Republican critics of Obamacare have long denounced those additional taxes – especially the 2.3 percent medical devices tax, a 10 percent tax on indoor tanning services, and taxes on brand-name drugs and health insurance companies selling policies on and off the government exchanges as harmful to businesses. They have also sharply criticized two other Obamacare tax hikes on the earnings and investments of high-income earners making more than $250,000 a year.
But there is compelling evidence that if the Republicans choose to move ahead and scrap all the existing taxes hikes as part of an overall repeal of Obamacare, they will simply not have enough revenue to finance a replacement plan that comes anywhere close to insuring the 20 million Americans who currently benefit from Obamacare. Those insured include about 9 million through the exchanges, or about 2.8 percent of the population, and another 10 million through expanded Medicaid.

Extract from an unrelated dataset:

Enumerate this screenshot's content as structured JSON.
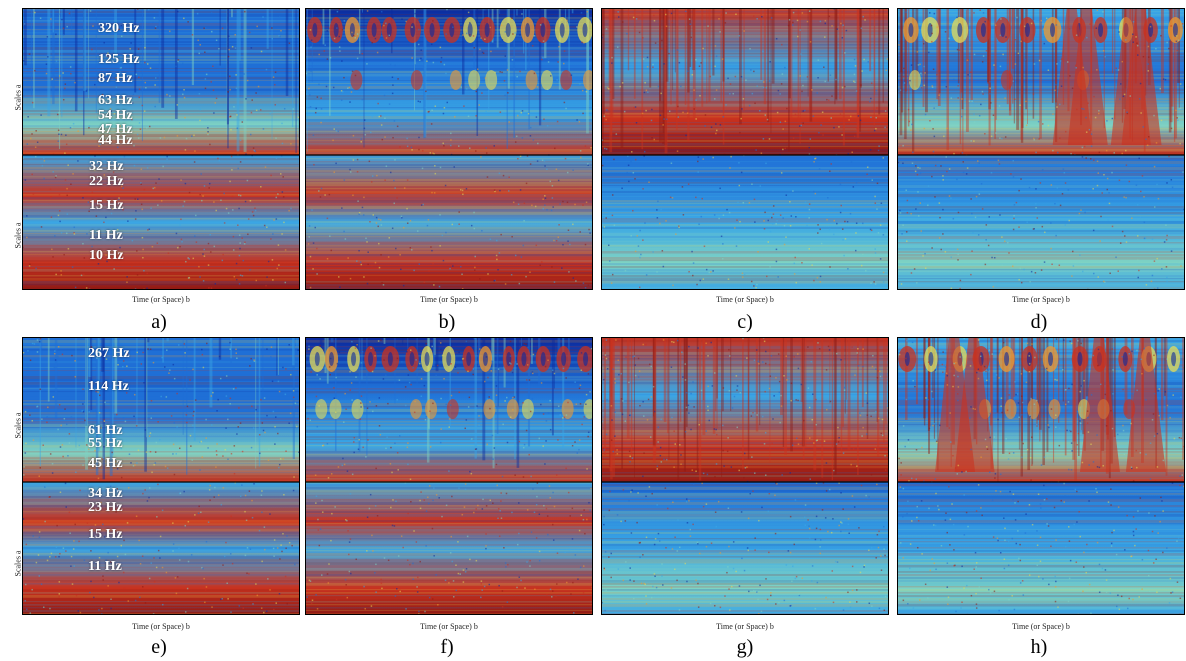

Related: The GOP’s ‘Repeal and Replace’ Obamacare Is Becoming ‘Repair and Fix’
After claiming at one time they could repeal and replace Obamacare this year almost overnight, President Trump and his Republican allies on Capitol Hill are currently on the defensive. They face searing complaints from insurers, the health care industry, consumer groups, Republican governors and Democratic protesters about the growing chaos in the health care markets and the GOP’s inability to produce a credible alternative.
The New York Times reported Sunday that the Trump administration and congressional Republicans are urgently seeking ways to “shore up” the Obamacare insurance markets and prevent more insurers from pulling out amid the growing uncertainty and instability triggered by the GOP pledge to dismantle the system. One of those measures would provide billions of dollars more to the insurance companies to subsidize out-of-pocket costs and deductibles for millions of lower-income consumers.
Regardless of what approach the Republicans ultimately take – whether a total repeal and replacement of Obamacare phased in over a lengthy transition period or some variation of Obamacare that preserves its most popular provisions while adding more conservative, market-based features – Republicans will need a lot of money to make that happen.
The Congressional Budget Office has estimated that the existing Obamacare taxes would generate about $1.1 trillion in revenues between 2016 and 2025 without any changes. A Brookings Institution analysis released in late December estimates that only 40 percent of the $1.2 trillion cost of the ACA’s expansion from 2019 to 2026 would be available to Congress and the White House if the taxes were repealed.
Related: Why ‘Repeal and Delay’ of Obamacare Could Send Premiums Soaring Next Year
The Republicans could generate as much as $850 billion of the total needed through a number of budgetary and tax maneuvers, including the use of “dynamic” budget scoring to claim $200 billion of new revenues through economic expansion. There has also been talk of capping the tax exclusion for employer-provided health insurance to pick up another $100 billion or so, although there isn’t a lot of support for that.
What’s more, if Trump were to break a campaign pledge not to cut spending on Medicare as part of the GOP effort to replace Obamacare, he likely would trigger a massive backlash from the Democrats, the AARP and other seniors’ advocates.
“Obviously they are stuck in a dilemma,” Paul Ginsburg, director of the Brookings Center for Health Policy, said in an email today. “Basically, if you repeal all the ACA taxes, which Republicans have long wanted to do, then you are only left with 40 percent of the cost of the coverage expansion in order to pay for a replacement. Once you get rid of all of the taxes and all of the coverage provisions, you’re left with only about $500 billion in your pocket.”